The Commodity Futures Trading Commission (CFTC) Thursday filed and simultaneously settled charges against Sempra Energy Trading LLC for falsifying information on trading cards with respect to natural gas futures trades on the New York Mercantile Exchange (Nymex) and ordered Sempra to pay a $175,000 civil penalty.

The CFTC found that on certain trading days between August and November 2004 Sempra Energy’s floor brokers violated an agency regulation by failing to properly and accurately prepare trading cards in order to process trades that were made after the contract was no longer trading. The trades were “EFS” trades, which involve an exchange of futures for, or in connection with, swaps, the agency said. The trades involved positions of several hundred lots.

On each of the trading dates at issue the natural gas trades took place outside of the permitted time period, the CFTC said, and thus did not accurately reflect the actual trade dates or listed trades entered out of exact chronological order in violation of CFTC regulations.

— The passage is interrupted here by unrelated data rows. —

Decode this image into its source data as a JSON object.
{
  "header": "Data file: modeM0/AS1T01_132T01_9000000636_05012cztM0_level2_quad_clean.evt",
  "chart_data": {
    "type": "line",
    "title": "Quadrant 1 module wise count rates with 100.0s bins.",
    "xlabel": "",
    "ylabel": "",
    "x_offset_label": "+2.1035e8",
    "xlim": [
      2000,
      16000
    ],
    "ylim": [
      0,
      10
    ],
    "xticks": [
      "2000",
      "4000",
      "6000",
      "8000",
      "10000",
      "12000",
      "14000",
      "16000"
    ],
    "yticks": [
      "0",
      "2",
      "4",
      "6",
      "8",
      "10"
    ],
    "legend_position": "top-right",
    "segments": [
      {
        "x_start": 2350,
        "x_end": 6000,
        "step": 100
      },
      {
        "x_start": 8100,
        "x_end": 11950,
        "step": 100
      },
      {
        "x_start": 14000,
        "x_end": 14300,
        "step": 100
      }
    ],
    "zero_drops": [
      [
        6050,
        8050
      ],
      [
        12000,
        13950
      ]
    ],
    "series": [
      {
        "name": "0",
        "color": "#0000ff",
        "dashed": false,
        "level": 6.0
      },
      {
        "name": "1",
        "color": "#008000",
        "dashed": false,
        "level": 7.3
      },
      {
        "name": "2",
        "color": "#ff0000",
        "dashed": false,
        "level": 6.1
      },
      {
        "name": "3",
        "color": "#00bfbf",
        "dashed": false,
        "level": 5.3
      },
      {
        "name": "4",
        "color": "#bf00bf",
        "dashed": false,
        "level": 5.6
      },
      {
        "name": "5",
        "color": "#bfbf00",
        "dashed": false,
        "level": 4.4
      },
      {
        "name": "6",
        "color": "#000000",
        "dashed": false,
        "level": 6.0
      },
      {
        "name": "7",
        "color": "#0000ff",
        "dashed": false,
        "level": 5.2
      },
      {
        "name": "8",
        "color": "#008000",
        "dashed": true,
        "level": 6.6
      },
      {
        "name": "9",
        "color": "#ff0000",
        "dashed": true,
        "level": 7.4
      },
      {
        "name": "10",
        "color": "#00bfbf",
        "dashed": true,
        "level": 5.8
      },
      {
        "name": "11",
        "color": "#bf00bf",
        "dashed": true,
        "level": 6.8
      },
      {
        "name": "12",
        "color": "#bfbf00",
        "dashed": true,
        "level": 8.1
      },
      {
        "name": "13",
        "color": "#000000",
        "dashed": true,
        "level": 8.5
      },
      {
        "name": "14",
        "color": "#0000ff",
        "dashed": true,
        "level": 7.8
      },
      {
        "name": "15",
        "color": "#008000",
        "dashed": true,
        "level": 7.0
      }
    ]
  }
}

The CFTC order concluded that because Sempra Energy floor brokers undertook their actions within the scope of their employment, the San Diego, CA-based energy company is liable for its floor brokers’ violations.

In unrelated action, the Wall Street Journal reported Thursday that the CFTC is investigating whether energy companies are injecting false data into the marketplace to influence perceptions about crude oil supply and demand.

Among other things, regulators are concerned that companies may be reporting inventory levels that benefit their own trading positions but that may not be accurate, the Journal article said, citing sources familiar with the probe.

Unexpected drops in oil inventories reported each Wednesday by the Energy Information Administration can spark price spikes of the main oil futures benchmark on Nymex.

The CFTC is expected to come out with a final report on speculation and manipulation of the oil market by Sept. 15.